He’s here.
“Hiya, mate. Sorry I’m late.”
He’s always friendly like that. I don’t talk back.
“I brought you a treat. Pizza.” He grins at me.
I don’t want it to, but my mouth waters. I’m so hungry my tummy hurts.
“It’s a bit cold. It’s a walk from the car to get to here. Should’ve built this place closer.”
He always complains. Especially when he has to fill up the water tank.
“How you doing, mate? You look cold. You should wrap up in the duvet when you’re cold.”
There’s something wrong. He’s avoiding my eye and I don’t know why. He’s never brought pizza to the cage before. Why is he doing this? I stare hungrily at the pizza. I cross my arms and try to figure out why something feels wrong.
“Want to come out here and eat?” he asks.
I nod.
He puts the pizza box on the table and reaches into his pocket for the key. His fingers are shaking. Why is he trembling like he’s scared? He never has been before. Not even right at the beginning. It always frightens me that he’s so calm and in control. I never liked that. It used to make me think about what else he could do. What was he capable of? I decided he was capable of anything very early on and that was why I did everything he told me to do, no matter what.
It takes him a few attempts to unlock the cage door. He’s fumbling with his keys. He keeps his head angled away from me. I stand away like I always do. I’m not allowed near the door to my cage. I have to keep my hands out in front of me where he can see them, otherwise he’s forced to hurt me like he did the time he stamped on my ankle. Or he tells me he’ll put me back in the shackles like at the beginning.
“Stay there, Aiden,” he says in a croaky voice. “Wait at the back for a moment.”
It doesn’t feel right. He’s different today. I’ve been wondering for a while whether he’s trying to figure something out, like he’s been struggling to make a decision. Now, watching him, it seems to me that he’s made a decision and it isn’t a good one. It isn’t a decision like whether to eat pizza or Chinese takeaway, it’s something horrible. I can feel it. My insides are all squirmy, like they’re moving. I’m not hungry anymore. I just want to throw up.
The door swings open and he stands there looking at me. There are tears in his eyes.
“You’re a good boy, Aiden. You’ve always been a good boy. We’ve loved each other, haven’t we? You’ve loved me? I love you?”
I don’t answer. I’m not sure I know what love is anymore. I don’t think it’s this, though. I don’t think love should make you feel dirty like I do now.

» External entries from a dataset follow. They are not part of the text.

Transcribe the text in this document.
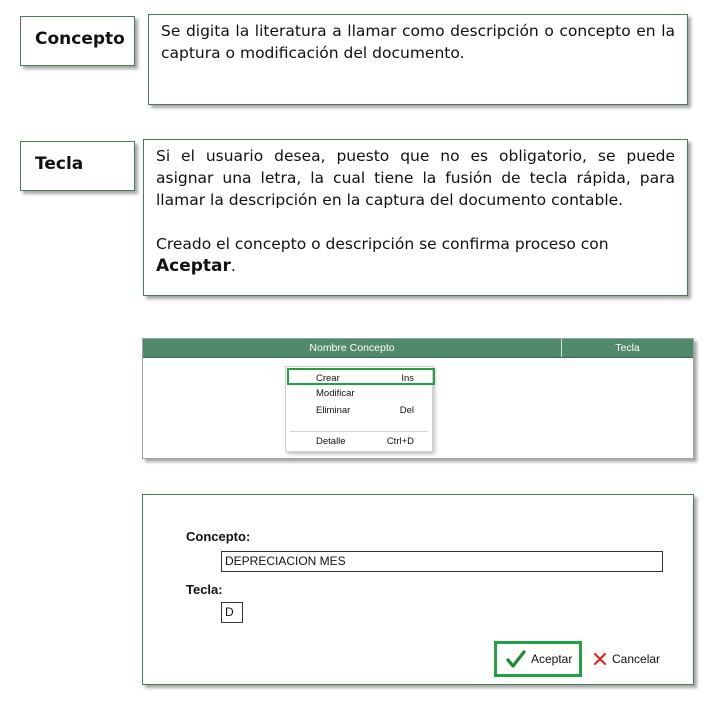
Concepto	Se digita la literatura a llamar como descripción o concepto en la captura o modificación del documento.
Tecla	Si el usuario desea, puesto que no es obligatorio, se puede asignar una letra, la cual tiene la fusión de tecla rápida, para llamar la descripción en la captura del documento contable.
Creado el concepto o descripción se confirma proceso con Aceptar.
Nombre Concepto	Tecla
Crear	Ins
Modificar
Eliminar	Del
Detalle	Ctrl+D
Concepto:
DEPRECIACION MES
Tecla:
D
Aceptar	Cancelar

He takes a step back, with his eyes all shiny and wet. He’s looking at me now. He won’t stop looking at me. His arm reaches back behind him and his fingers fumble with the pizza box.
I don’t think there’s pizza in there.
The lid flips open and he grabs the wooden bat inside, like the kind I used to play sports with. Rounders. That’s what it was called. We ran to bases after hitting the ball with the bat. I was always good, I got picked first. I cower away from him. That squirming feeling in my tummy is gone, instead I feel like a large, cold hand is gripping my stomach, squeezing tighter and tighter.
“I’m sorry, mate,” he says. “But I have to finish it. I can’t go on like this anymore. You’re too old now. It’s time to stop. I want to let you go, but I can’t. I just can’t, I’m sorry. I wanted to get a gun, you know, to make it quicker, but I don’t know how to shoot one. I tried to learn about pills and poisons but they can go so wrong and I didn’t want to do that to you, mate. So I’m going to do it like this. One quick blow. I can do this. I can end it this way. I know you want to die. You tried that time with the pencil. You could’ve hurt me but you did it to yourself instead. This way we both get what we want. Don’t we?”
I lift my hands to my face and realise that I’m crying. My throat is raw.
“You don’t really want me to die,” I say.
He shakes his head. “No, I don’t. But this is the way it has to end.”
“I still miss the times before. I miss the camping holiday.”
He lets out a sob. “I know you do, but I don’t. This has been everything… You’ve made it so I could live.”
“You took my life,” I reply. “I don’t love you.”
Snot trickles out of his nose. “Don’t say that, mate.” His head lowers and he pushes his blond hair away from his eyes. He wipes his nose with the back of his hand. He’s in his smart clothes today. A soft maroon jumper and trousers with the crease down the middle. He looks like someone from the telly. Someone who belongs inside the movies on his tiny phone screen. A person with their life all sorted. Doctors. Lawyers. Businessmen. He’s one of those. Outside here, he probably looks like everyone else. He’s normal.